Axé cirque a remué les cœurs
Aucun autre mot de la langue française ne rime avec le mot «cirque». Cʼest une façon de démontrer que le cirque est un art pas comme les autres, un art dʼexception dans le sens où ce que lʼon va ressentir inclut le meilleur ingrédient pour retenir lʼattention, à savoir la surprise…
Cʼest ce qui sʼest passé le weekend dernier au Théâtre du PAM à Cossonay. Artistes tout comme public sont repartis les yeux embués de larmes, car ils et elles ont vécu des moments dʼune belle et chaleureuse intensité. La cinquième édition dʼAxé Cirque, qui sʼest tenue du 12 au 17 mai, a tenu toutes ses promesses, voire même au-delà.
Soixante jeunes artistes
Soixante jeunes artistes entre 13 et 17 ans, venu(e)s de Belgique, dʼItalie, du Liban et de Suisse, accompagnés dʼune vingtaine dʼartistes-pédagogues et technicien(ne)s, ont vécu une semaine forte et remplie dʼémotion. Portée par lʼassociation PlayTime, cette résidence internationale a été lʼocassion, durant une semaine de vie commune, dʼéchanges, de créations partagées et parfois de frictions surmontées ensemble.
Dès le premier soir, la rencontre a été humaine avant dʼêtre circassienne. Le mercredi matin, toutes et tous se sont réuni(e)s autour dʼune charte commune, une réflexion sur le bien vivre ensemble qui a irrigué lʼensemble du séjour.
Spectacles magiques
Le jeudi, le cirque est devenu langue commune. Les jeunes, réparti(e)s en petits groupes mêlant les délégations, ont créé chacun une pièce dʼun puzzle collectif autour des us et coutumes de leurs pays respectifs. En fin de journée, les pièces assemblées ont donné naissance à une présentation collective, moment de grâce où lʼon a pu mesurer le chemin parcouru en à peine quarante-huit heures.
Les vendredi et samedi, place aux spectacles. Quatre créations, quatre univers esthétiques, une même électricité dans la salle. Le public a vibré et lʼa fait savoir: «Les retours ont été très touchants», confie la directrice Sarah Simili. «Les jeunes se sont inspiré(e)s mutuellement. Il y avait une grande charge émotionnelle devant chaque représentation, une écoute et un soutien très forts dans la salle.»

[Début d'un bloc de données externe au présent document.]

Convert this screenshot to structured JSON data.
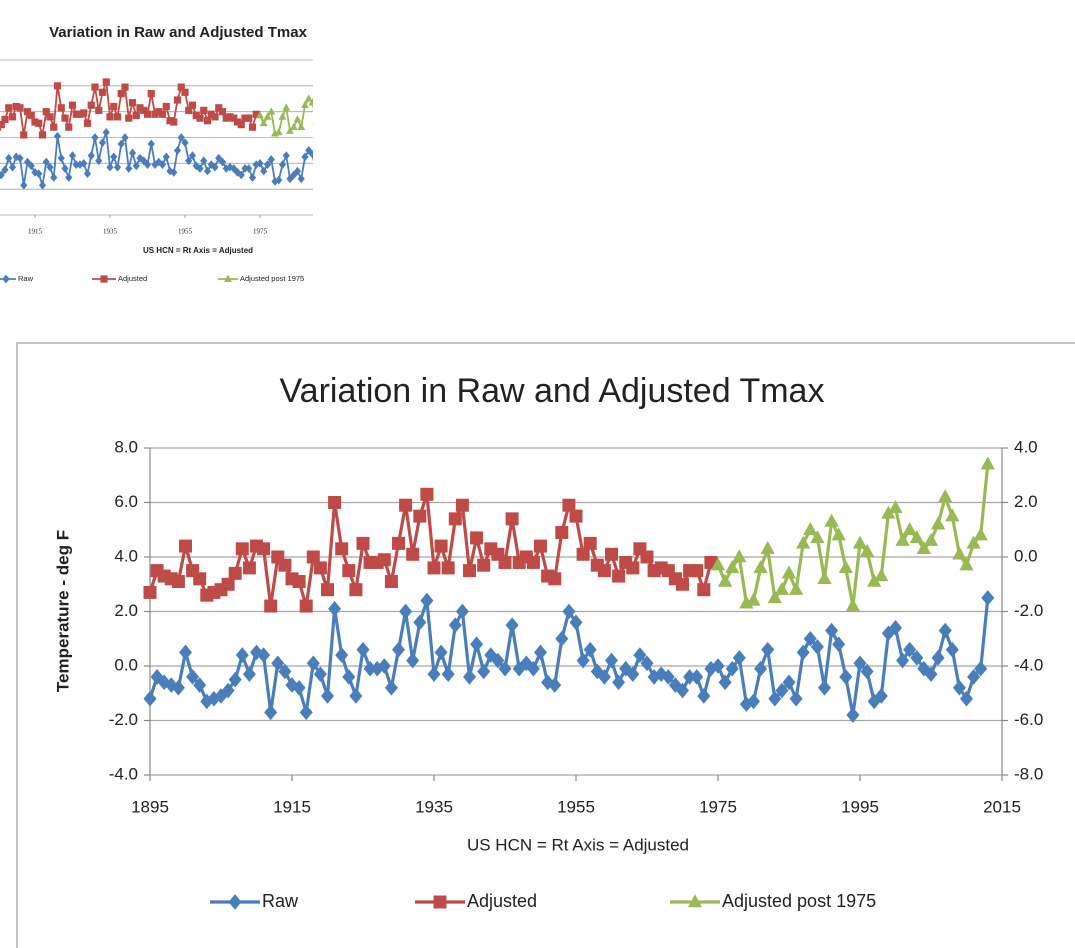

La prestation de la délégation libanaise a particulièrement marqué les esprits. Ces huit jeunes, qui vivent dans un contexte dʼune grande difficulté, ont livré une performance à la fois artistique et politique, chargée dʼune émotion brute et sincère. Jusquʼau dernier moment, leur venue nʼétait pas assurée. Leur présence sur scène nʼen fut que plus forte; on ose employer le mot: «bouleversante».
La boum du samedi soir a scellé ce que la semaine avait construit, solidifiant des liens nés dans lʼeffort et le partage. Le départ, le lendemain, ne fut pas facile. Mais cʼest peut-être là le plus beau signe quʼAxé Cirque remplit sa mission: quand on se quitte à regret, cʼest quʼon sʼest vraiment rencontré.